3. The method of preparing a nano-diamond electrolyte according to claim 1, wherein the commercial LiPF 6 The electrolyte is LiPF with the concentration of 1mol/L and the volume ratio of ethylene carbonate to dimethyl carbonate of 1:1 6 And (3) an electrolyte.
4. A nanodiamond electrolyte prepared by the method of any one of claims 1 to 3.

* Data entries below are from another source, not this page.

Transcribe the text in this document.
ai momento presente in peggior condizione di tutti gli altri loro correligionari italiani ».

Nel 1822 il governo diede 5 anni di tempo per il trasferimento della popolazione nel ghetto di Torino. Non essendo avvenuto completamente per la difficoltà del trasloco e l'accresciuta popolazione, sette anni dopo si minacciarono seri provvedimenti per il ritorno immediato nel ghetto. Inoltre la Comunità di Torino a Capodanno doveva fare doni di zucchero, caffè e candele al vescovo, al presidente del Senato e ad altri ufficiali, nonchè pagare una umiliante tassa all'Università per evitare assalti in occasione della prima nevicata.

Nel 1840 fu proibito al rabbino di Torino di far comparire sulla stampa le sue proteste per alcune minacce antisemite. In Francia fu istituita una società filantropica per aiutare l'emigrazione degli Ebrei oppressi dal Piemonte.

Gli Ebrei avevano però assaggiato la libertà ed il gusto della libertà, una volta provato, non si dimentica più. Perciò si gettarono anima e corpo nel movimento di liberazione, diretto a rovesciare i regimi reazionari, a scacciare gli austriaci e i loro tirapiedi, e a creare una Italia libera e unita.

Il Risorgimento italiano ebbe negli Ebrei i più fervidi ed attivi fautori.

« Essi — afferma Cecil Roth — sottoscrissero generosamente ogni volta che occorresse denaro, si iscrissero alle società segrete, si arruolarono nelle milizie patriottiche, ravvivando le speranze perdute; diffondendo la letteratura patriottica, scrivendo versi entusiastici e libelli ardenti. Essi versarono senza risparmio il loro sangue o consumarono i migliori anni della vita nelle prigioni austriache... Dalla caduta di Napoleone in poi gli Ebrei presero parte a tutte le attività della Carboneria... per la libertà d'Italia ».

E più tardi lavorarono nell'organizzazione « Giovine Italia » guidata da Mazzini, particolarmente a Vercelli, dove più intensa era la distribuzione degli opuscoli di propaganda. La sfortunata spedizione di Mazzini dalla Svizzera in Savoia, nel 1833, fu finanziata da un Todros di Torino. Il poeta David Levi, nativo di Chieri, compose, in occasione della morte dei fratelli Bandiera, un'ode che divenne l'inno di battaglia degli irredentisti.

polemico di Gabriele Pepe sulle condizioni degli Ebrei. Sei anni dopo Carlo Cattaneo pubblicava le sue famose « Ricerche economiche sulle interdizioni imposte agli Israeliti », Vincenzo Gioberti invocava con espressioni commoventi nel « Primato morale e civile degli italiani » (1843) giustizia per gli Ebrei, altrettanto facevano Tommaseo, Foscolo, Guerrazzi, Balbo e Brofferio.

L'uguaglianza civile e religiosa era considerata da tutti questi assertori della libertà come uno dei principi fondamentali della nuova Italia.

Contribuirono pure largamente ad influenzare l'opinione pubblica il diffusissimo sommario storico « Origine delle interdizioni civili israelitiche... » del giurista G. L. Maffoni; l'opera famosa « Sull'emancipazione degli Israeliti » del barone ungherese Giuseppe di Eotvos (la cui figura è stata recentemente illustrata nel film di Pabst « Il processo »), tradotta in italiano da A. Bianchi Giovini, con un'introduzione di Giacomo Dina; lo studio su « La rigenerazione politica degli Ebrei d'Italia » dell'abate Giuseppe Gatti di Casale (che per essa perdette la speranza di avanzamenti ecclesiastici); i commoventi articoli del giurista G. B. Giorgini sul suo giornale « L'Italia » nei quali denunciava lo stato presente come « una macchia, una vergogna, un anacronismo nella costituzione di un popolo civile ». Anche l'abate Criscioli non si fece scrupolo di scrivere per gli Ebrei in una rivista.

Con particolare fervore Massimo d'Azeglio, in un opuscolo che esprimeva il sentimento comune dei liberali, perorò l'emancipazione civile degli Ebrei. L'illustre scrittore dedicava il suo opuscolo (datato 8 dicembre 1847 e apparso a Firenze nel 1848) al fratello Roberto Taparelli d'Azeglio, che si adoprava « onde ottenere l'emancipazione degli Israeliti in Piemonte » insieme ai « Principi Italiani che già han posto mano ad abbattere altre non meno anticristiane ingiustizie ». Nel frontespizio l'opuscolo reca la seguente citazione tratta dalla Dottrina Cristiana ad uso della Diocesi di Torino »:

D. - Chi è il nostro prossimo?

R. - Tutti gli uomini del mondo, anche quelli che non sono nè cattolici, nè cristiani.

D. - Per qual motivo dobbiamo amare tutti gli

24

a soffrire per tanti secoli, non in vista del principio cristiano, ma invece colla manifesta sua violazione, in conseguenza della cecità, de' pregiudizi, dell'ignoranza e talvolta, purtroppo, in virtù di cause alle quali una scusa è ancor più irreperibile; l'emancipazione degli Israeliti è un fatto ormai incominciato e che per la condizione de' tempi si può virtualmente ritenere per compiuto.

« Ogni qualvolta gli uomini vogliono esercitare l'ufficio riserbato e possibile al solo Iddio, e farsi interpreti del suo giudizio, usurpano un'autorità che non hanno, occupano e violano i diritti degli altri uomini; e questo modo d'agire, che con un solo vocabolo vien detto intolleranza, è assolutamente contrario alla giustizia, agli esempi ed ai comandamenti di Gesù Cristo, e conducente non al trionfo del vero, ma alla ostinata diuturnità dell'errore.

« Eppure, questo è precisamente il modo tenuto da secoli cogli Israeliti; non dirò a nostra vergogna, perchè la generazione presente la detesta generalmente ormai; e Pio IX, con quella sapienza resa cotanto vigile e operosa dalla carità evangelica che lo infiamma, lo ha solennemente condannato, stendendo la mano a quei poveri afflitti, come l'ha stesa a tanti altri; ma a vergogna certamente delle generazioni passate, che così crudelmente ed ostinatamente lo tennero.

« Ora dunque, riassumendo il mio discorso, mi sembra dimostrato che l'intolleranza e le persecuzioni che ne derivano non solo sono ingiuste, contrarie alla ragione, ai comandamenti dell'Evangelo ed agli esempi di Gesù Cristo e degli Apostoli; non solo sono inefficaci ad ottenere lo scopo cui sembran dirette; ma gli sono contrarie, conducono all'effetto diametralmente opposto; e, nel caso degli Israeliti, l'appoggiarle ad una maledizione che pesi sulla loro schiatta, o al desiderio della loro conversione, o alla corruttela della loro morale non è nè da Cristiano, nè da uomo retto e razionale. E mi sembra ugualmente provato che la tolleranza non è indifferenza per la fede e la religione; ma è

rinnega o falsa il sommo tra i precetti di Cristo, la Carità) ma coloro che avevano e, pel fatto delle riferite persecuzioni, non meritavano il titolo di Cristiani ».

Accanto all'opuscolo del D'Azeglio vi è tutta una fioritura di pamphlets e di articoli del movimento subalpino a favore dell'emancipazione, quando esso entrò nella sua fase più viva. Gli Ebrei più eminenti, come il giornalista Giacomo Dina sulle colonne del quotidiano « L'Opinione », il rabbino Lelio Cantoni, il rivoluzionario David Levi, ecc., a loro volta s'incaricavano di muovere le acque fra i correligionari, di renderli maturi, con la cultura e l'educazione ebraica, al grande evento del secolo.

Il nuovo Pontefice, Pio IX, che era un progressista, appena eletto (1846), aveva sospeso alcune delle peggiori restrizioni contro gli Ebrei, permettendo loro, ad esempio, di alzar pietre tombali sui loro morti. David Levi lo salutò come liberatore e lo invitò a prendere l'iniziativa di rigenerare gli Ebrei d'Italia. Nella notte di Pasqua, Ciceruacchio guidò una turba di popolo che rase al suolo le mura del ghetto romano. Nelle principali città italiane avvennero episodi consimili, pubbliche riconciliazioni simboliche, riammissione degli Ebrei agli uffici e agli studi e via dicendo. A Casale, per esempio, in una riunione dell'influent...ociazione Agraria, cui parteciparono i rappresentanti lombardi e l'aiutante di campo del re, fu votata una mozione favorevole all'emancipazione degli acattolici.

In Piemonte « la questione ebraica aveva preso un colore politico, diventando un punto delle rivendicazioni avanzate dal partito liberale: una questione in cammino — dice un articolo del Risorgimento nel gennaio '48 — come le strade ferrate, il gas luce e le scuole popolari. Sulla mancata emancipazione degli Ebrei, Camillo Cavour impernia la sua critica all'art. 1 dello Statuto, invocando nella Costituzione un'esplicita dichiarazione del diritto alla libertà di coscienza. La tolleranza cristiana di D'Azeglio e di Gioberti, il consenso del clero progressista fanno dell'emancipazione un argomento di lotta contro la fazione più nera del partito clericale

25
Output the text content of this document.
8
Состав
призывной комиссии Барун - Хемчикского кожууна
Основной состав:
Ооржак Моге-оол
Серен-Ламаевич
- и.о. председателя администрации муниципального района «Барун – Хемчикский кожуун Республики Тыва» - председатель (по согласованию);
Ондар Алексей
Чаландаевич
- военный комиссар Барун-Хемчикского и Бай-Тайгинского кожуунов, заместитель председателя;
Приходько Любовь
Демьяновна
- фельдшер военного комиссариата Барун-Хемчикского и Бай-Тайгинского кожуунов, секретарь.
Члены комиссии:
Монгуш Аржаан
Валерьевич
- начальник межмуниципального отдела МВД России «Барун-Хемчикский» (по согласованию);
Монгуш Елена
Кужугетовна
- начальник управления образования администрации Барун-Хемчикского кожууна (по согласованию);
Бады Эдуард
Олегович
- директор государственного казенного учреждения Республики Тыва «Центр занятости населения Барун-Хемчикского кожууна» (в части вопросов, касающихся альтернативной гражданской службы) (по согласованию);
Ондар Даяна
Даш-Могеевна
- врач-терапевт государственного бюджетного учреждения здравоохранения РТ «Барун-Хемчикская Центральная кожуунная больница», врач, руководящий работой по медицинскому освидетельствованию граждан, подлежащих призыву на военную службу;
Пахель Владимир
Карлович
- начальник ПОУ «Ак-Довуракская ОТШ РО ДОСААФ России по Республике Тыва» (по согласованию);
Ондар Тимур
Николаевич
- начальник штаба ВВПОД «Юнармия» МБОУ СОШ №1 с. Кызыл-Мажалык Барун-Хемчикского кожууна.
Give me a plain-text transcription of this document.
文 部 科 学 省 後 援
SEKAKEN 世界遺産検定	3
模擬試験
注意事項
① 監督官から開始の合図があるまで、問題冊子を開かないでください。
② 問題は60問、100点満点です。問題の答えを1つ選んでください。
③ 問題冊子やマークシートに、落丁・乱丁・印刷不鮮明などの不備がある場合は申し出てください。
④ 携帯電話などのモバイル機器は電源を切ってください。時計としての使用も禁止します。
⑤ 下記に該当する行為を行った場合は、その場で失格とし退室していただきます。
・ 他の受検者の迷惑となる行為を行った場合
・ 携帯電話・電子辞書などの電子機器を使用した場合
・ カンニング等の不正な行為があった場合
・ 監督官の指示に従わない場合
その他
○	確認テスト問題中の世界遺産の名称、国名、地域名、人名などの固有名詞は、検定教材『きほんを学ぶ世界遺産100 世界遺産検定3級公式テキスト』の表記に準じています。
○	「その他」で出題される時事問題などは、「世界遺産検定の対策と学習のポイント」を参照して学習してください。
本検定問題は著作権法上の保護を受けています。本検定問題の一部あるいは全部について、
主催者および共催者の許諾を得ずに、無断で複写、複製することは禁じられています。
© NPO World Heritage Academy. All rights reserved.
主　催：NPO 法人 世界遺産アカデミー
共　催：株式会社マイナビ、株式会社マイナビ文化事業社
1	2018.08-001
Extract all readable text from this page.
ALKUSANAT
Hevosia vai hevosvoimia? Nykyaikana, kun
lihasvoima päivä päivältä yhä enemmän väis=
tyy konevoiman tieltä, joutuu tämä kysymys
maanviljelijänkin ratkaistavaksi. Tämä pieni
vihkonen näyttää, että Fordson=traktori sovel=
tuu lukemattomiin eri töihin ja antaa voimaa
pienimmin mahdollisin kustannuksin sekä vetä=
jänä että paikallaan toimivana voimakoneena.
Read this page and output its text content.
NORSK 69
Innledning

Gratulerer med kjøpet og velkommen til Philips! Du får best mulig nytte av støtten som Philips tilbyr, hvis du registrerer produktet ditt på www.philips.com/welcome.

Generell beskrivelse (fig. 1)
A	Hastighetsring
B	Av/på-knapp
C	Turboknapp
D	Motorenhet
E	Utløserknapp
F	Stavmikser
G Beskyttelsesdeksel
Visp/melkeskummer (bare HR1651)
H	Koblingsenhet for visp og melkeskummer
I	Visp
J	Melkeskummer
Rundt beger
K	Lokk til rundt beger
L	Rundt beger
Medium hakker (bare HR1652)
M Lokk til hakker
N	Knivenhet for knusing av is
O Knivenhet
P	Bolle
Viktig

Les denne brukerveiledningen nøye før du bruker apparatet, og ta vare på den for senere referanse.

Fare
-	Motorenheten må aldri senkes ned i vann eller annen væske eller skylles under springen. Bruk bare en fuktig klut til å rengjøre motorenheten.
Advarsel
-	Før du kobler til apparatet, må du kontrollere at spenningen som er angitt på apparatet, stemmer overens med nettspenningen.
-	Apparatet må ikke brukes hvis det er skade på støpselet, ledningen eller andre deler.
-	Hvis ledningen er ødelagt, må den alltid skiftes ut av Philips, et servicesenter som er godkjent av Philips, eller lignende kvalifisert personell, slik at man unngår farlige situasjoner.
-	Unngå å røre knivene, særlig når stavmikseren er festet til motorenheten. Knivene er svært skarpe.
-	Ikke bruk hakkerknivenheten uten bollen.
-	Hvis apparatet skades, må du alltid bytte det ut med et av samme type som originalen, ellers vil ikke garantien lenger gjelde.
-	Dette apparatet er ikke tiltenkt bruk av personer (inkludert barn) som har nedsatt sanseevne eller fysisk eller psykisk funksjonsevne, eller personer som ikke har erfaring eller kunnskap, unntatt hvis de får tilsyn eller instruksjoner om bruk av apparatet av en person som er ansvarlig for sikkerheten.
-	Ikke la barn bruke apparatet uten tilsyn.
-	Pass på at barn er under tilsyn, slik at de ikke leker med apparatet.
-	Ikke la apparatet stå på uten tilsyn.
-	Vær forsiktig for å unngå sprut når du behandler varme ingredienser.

5. A method for preparing a nano-diamond solid electrolyte interface by using the nano-diamond electrolyte according to claim 4, which is characterized by comprising the following specific steps:
1) In an anhydrous and anaerobic environment, using electrolyte as nano diamond electrolyte and positive and negative electrodes of a lithium ion battery to form a battery;
2) And (3) carrying out charge-discharge circulation on the battery, wherein the nano diamond particles in the nano diamond electrolyte move to the negative electrode together with lithium ions under the action of electric field force to form a nano diamond solid electrolyte interface.
6. The method for preparing a nano-diamond solid electrolyte interface according to claim 5, wherein the preparation steps of the negative electrode of the lithium ion battery are as follows:
1) Mixing a graphite cathode with a conductive aid, grinding under the action of a binder, and adding a certain amount of solvent to stir into a viscous fluid by a magnetic stirrer; coating the viscous fluid on a current collector, and drying at 120 ℃;
2) Finally cutting into electrode shape and compacting to obtain the graphite negative electrode of lithium ion battery.
7. The method of claim 6, wherein the co-conductive agent is carbon black, the binder is polyvinylidene fluoride, and the solvent is 1-methyl-2-pyrrolidone.
8. The method of preparing a nanodiamond solid electrolyte interface according to claim 7, wherein the graphite negative electrode is composed of 80wt% graphite, 10wt% polyvinylidene fluoride, and 10wt% carbon black.
9. The method of preparing a nano-diamond solid electrolyte interface according to claim 6, wherein the current collector is copper foil.
10. A nanodiamond solid electrolyte interface prepared by the method of any one of claims 5 to 9.